One of the perceived problems of the solar resource (as well as other natural resource) is that the resource is not controllable/dispatchable as, say, a gas turbine would be. Therefore in places such as New York Sate where cloudy days are not infrequent, the resource is commonly perceived as having no capacity credit. Capacity characterizes the resource's contribution to an electric utility's reserve. For instance, if a 100 MW hydro power plant is built, this will add close to 100 MW of new generating capacity on the grid that a utility can count on for deployment. For PV without capacity credit, deploying 100 MW of PV would be perceived as adding zero new generating capacity for the grid.

It turns out however, that, because in some places, peak electrical demand is driven commercial air-conditioning demand, itself driven by [sunny] heat waves, the effective capacity of PV can be very significant. In fact, the metropolitan eastern seaboard including the New York metro area is one of the places in the country where this effective capacity is the highest, approaching 70% of nameplate rating.

This new finding was made possible because we had access to site/time specific satellite data allowing us to analyze coincident time/specific load demand and solar availability data. We analyzed a large number of electric utilities in the country and were able to derive a photovoltaic effective capacity map. Note, for instance that despite a lesser climatic solar energy resource in New York than in Florida, the effective capacity of PV is markedly higher in New York.

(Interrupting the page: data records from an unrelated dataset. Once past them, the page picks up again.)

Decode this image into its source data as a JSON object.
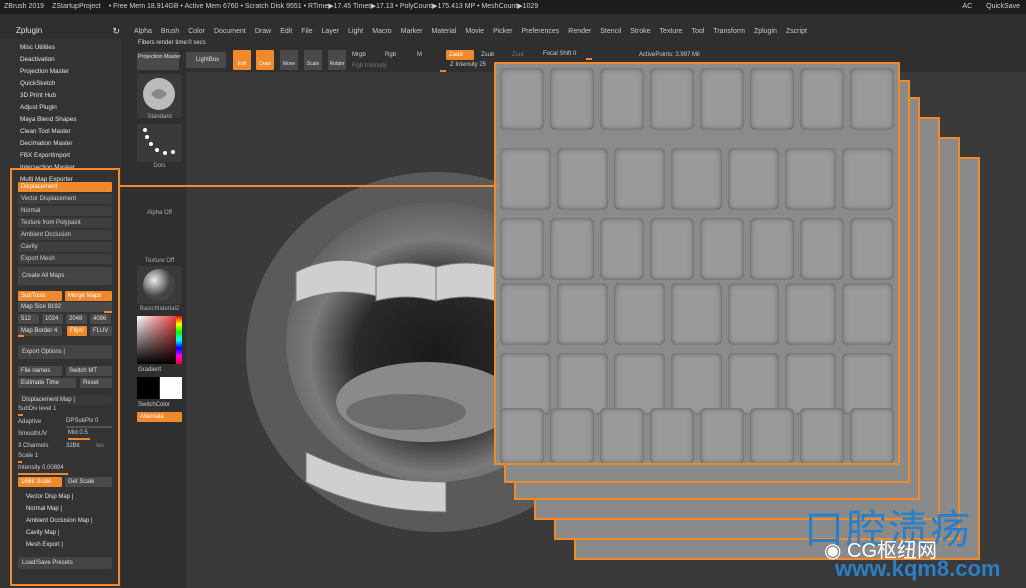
{
  "titlebar": {
    "app": "ZBrush 2019",
    "project": "ZStartupProject",
    "stats": "• Free Mem 18.914GB • Active Mem 6760 • Scratch Disk 9551 • RTime▶17.45 Timer▶17.13 • PolyCount▶175.413 MP • MeshCount▶1029",
    "ac": "AC",
    "quicksave": "QuickSave"
  },
  "menus": [
    "Alpha",
    "Brush",
    "Color",
    "Document",
    "Draw",
    "Edit",
    "File",
    "Layer",
    "Light",
    "Macro",
    "Marker",
    "Material",
    "Movie",
    "Picker",
    "Preferences",
    "Render",
    "Stencil",
    "Stroke",
    "Texture",
    "Tool",
    "Transform",
    "Zplugin",
    "Zscript"
  ],
  "render_time": "Fibers render time:0 secs",
  "plugin": {
    "title": "Zplugin",
    "items": [
      "Misc Utilities",
      "Deactivation",
      "Projection Master",
      "QuickSketch",
      "3D Print Hub",
      "Adjust Plugin",
      "Maya Blend Shapes",
      "Clean Tool Master",
      "Decimation Master",
      "FBX ExportImport",
      "Intersection Masker",
      "Multi Map Exporter"
    ],
    "map_types": [
      "Displacement",
      "Vector Displacement",
      "Normal",
      "Texture from Polypaint",
      "Ambient Occlusion",
      "Cavity",
      "Export Mesh"
    ],
    "create_all": "Create All Maps",
    "subtools": "SubTools",
    "merge_maps": "Merge Maps",
    "map_size_label": "Map Size",
    "map_size_value": "8192",
    "sizes": [
      "512",
      "1024",
      "2048",
      "4096"
    ],
    "map_border_label": "Map Border",
    "map_border_value": "4",
    "flipv": "FlipV",
    "fluv": "FLUV",
    "export_options": "Export Options",
    "file_names": "File names",
    "switch_mt": "Switch MT",
    "estimate_time": "Estimate Time",
    "reset": "Reset",
    "displacement_map": "Displacement Map",
    "subdiv_label": "SubDiv level",
    "subdiv_value": "1",
    "adaptive": "Adaptive",
    "dpsubpix_label": "DPSubPix",
    "dpsubpix_value": "0",
    "smoothuv": "SmoothUV",
    "mid_label": "Mid",
    "mid_value": "0.5",
    "channels": "3 Channels",
    "bits": "32Bit",
    "tex": "tex",
    "scale_label": "Scale",
    "scale_value": "1",
    "intensity_label": "Intensity",
    "intensity_value": "0.00894",
    "scale16": "16Bit Scale",
    "get_scale": "Get Scale",
    "sections": [
      "Vector Disp Map",
      "Normal Map",
      "Ambient Occlusion Map",
      "Cavity Map",
      "Mesh Export"
    ],
    "load_save": "Load/Save Presets"
  },
  "toolpanel": {
    "projection_master": "Projection Master",
    "lightbox": "LightBox",
    "brush": "Standard",
    "stroke": "Dots",
    "alpha": "Alpha Off",
    "texture": "Texture Off",
    "material": "BasicMaterial2",
    "gradient": "Gradient",
    "switch_color": "SwitchColor",
    "alternate": "Alternate"
  },
  "topbar": {
    "edit": "Edit",
    "draw": "Draw",
    "move": "Move",
    "scale": "Scale",
    "rotate": "Rotate",
    "mrgb": "Mrgb",
    "rgb": "Rgb",
    "m": "M",
    "zadd": "Zadd",
    "zsub": "Zsub",
    "zcut": "Zcut",
    "focal_shift": "Focal Shift 0",
    "active_points": "ActivePoints: 3.997 Mil",
    "rgb_intensity": "Rgb Intensity",
    "z_intensity": "Z Intensity 25"
  },
  "watermark": {
    "text": "口腔渍疡",
    "brand": "CG枢纽网",
    "url": "www.kqm8.com"
  },
  "colors": {
    "accent": "#f0892b",
    "brand_blue": "#2a7fc6"
  }
}
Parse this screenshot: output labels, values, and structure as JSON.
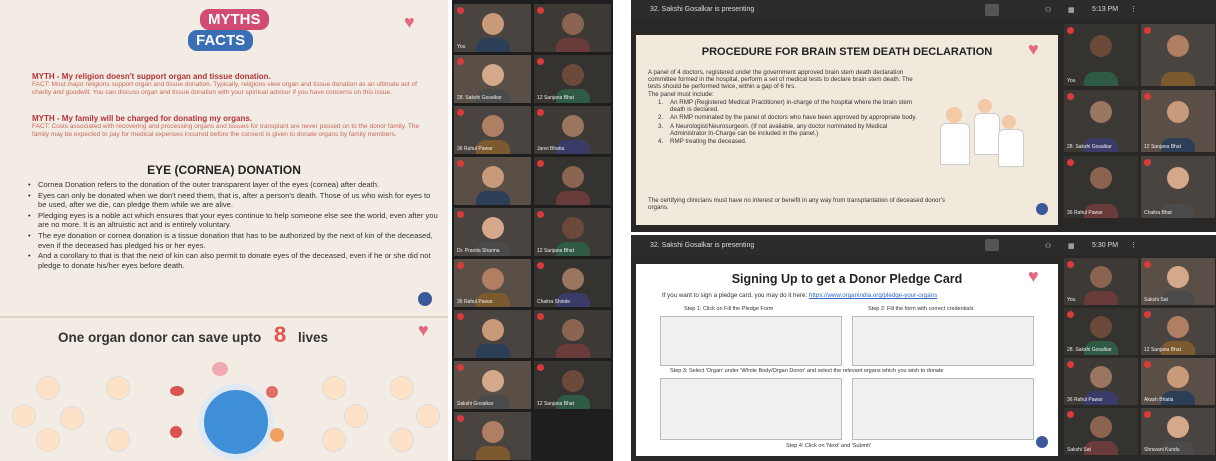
{
  "left_slide": {
    "badge_myths": "MYTHS",
    "badge_facts": "FACTS",
    "myth1_heading": "MYTH - My religion doesn't support organ and tissue donation.",
    "myth1_fact": "FACT: Most major religions support organ and tissue donation. Typically, religions view organ and tissue donation as an ultimate act of charity and goodwill. You can discuss organ and tissue donation with your spiritual advisor if you have concerns on this issue.",
    "myth2_heading": "MYTH - My family will be charged for donating my organs.",
    "myth2_fact": "FACT: Costs associated with recovering and processing organs and tissues for transplant are never passed on to the donor family. The family may be expected to pay for medical expenses incurred before the consent is given to donate organs by family members.",
    "eye_title": "EYE (CORNEA) DONATION",
    "eye_bullets": [
      "Cornea Donation refers to the donation of the outer transparent layer of the eyes (cornea) after death.",
      "Eyes can only be donated when we don't need them, that is, after a person's death. Those of us who wish for eyes to be used, after we die, can pledge them while we are alive.",
      "Pledging eyes is a noble act which ensures that your eyes continue to help someone else see the world, even after you are no more. It is an altruistic act and is entirely voluntary.",
      "The eye donation or cornea donation is a tissue donation that has to be authorized by the next of kin of the deceased, even if the deceased has pledged his or her eyes.",
      "And a corollary to that is that the next of kin can also permit to donate eyes of the deceased, even if he or she did not pledge to donate his/her eyes before death."
    ],
    "donor_title": "One organ donor can save upto",
    "donor_number": "8",
    "donor_lives": "lives"
  },
  "left_video_tiles": [
    {
      "name": "You"
    },
    {
      "name": ""
    },
    {
      "name": "28. Sakshi Gosalkar"
    },
    {
      "name": "12 Sanjana Bhat"
    },
    {
      "name": "36 Rahul Pawar"
    },
    {
      "name": "Janvi Bhatia"
    },
    {
      "name": ""
    },
    {
      "name": ""
    },
    {
      "name": "Dr. Pranita Sharma"
    },
    {
      "name": "12 Sanjana Bhat"
    },
    {
      "name": "36 Rahul Pawar"
    },
    {
      "name": "Chaitra Shinde"
    },
    {
      "name": ""
    },
    {
      "name": ""
    },
    {
      "name": "Sakshi Gosalkar"
    },
    {
      "name": "12 Sanjana Bhat"
    },
    {
      "name": ""
    }
  ],
  "meeting_top": {
    "presenting": "32. Sakshi Gosalkar is presenting",
    "time": "5:13 PM",
    "slide_title": "PROCEDURE FOR BRAIN STEM DEATH DECLARATION",
    "intro": "A panel of 4 doctors, registered under the government approved brain stem death declaration committee formed in the hospital, perform a set of medical tests to declare brain stem death. The tests should be performed twice, within a gap of 6 hrs.",
    "panel_label": "The panel must include:",
    "items": [
      "An RMP (Registered Medical Practitioner) in-charge of the hospital where the brain stem death is declared.",
      "An RMP nominated by the panel of doctors who have been approved by appropriate body.",
      "A Neurologist/Neurosurgeon. (If not available, any doctor nominated by Medical Administrator In-Charge can be included in the panel.)",
      "RMP treating the deceased."
    ],
    "footer": "The certifying clinicians must have no interest or benefit in any way from transplantation of deceased donor's organs.",
    "tiles": [
      {
        "name": "You"
      },
      {
        "name": ""
      },
      {
        "name": "28. Sakshi Gosalkar"
      },
      {
        "name": "12 Sanjana Bhat"
      },
      {
        "name": "36 Rahul Pawar"
      },
      {
        "name": "Chaitra Bhat"
      }
    ]
  },
  "meeting_bottom": {
    "presenting": "32. Sakshi Gosalkar is presenting",
    "time": "5:30 PM",
    "slide_title": "Signing Up to get a Donor Pledge Card",
    "intro": "If you want to sign a pledge card, you may do it here:",
    "link": "https://www.organindia.org/pledge-your-organs",
    "step1": "Step 1: Click on Fill the Pledge Form",
    "step2": "Step 2: Fill the form with correct credentials",
    "step3": "Step 3: Select 'Organ' under 'Whole Body/Organ Donor' and select the relevant organs which you wish to donate",
    "step4": "Step 4: Click on 'Next' and 'Submit'",
    "tiles": [
      {
        "name": "You"
      },
      {
        "name": "Sakshi Sat"
      },
      {
        "name": "28. Sakshi Gosalkar"
      },
      {
        "name": "12 Sanjana Bhat"
      },
      {
        "name": "36 Rahul Pawar"
      },
      {
        "name": "Akash Bhatia"
      },
      {
        "name": "Sakshi Sat"
      },
      {
        "name": "Shravani Kundu"
      }
    ]
  }
}
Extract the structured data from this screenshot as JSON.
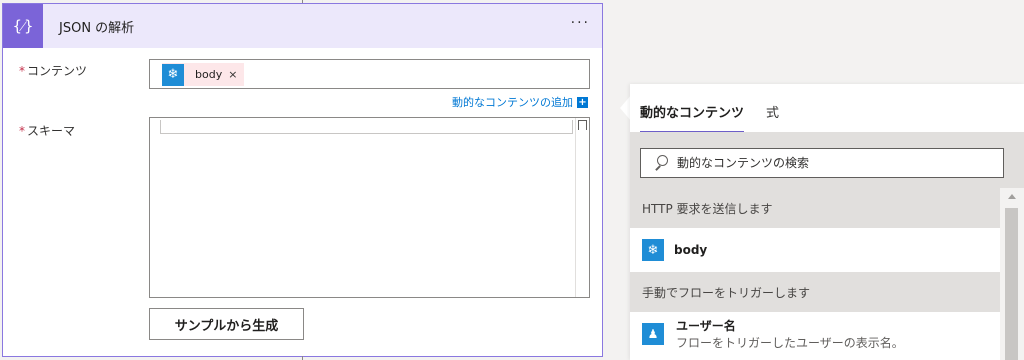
{
  "action_card": {
    "icon_glyph": "{⁄}",
    "title": "JSON の解析",
    "menu_glyph": "···",
    "fields": {
      "content": {
        "required_mark": "*",
        "label": "コンテンツ",
        "token": {
          "icon_glyph": "❄",
          "label": "body",
          "remove_glyph": "×"
        }
      },
      "add_dynamic_link": "動的なコンテンツの追加",
      "add_dynamic_plus": "+",
      "schema": {
        "required_mark": "*",
        "label": "スキーマ",
        "value": ""
      }
    },
    "generate_button": "サンプルから生成"
  },
  "dynamic_panel": {
    "tabs": [
      {
        "label": "動的なコンテンツ",
        "active": true
      },
      {
        "label": "式",
        "active": false
      }
    ],
    "search_placeholder": "動的なコンテンツの検索",
    "sections": [
      {
        "header": "HTTP 要求を送信します",
        "items": [
          {
            "icon_glyph": "❄",
            "label": "body"
          }
        ]
      },
      {
        "header": "手動でフローをトリガーします",
        "items": [
          {
            "icon_glyph": "♟",
            "label": "ユーザー名",
            "description": "フローをトリガーしたユーザーの表示名。"
          }
        ]
      }
    ]
  },
  "colors": {
    "accent": "#7b64d8",
    "header_bg": "#ece8fb",
    "link": "#0078d4",
    "token_bg": "#fde7e9",
    "required": "#c4314b"
  }
}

The economic implications of this finding are not trivial. Combined with the high retail value of electrical power (energy and demand) in the northeast, the high effective capacity of PV makes this region one of the most promising grid connected PV markets in the country almost on par with California and Hawaii.

At present, we are focusing our investigations on localized grid PV interaction and rising occurrences of power blackout situations caused by high demand and inability of grid operators to deliver localized power. We observe that the availability of photovoltaic power during instances of high grid stress leading to power outages is consistently very high, confirming the contention that a dispersed peak shaving PV resource would be very beneficial to the grid.


In a parallel effort, peak shaving PV investigations led to the development of the concept of solar load control (SLC) and to the development of a prototype SLC application. The SLC works in tandem with PV generation to guarantee the equivalent of 100% firm peak time system availability.


It does so by acting on end-use settings (e.g. building temperature set points) to make up for any PV output deficit (e.g., caused by clouds or sunset) at time of critical peak demand. The amount of end-use discomfort necessary to guarantee firm PV capacity is very small - for instance guarantying 100% peak time PV capacity in New York with 10% PV penetration on the City's grid could be achieved with a total end=use discomfort of 15-degree hours for the entire cooling season, with a maximum one-day burden of 5 degree-hours. SLC beta prototypes are currently being tested in Albany and Ithaca in collaboration with AWS Scientific and Powerlight and under funding from NYSERDA and USDOE/NREL.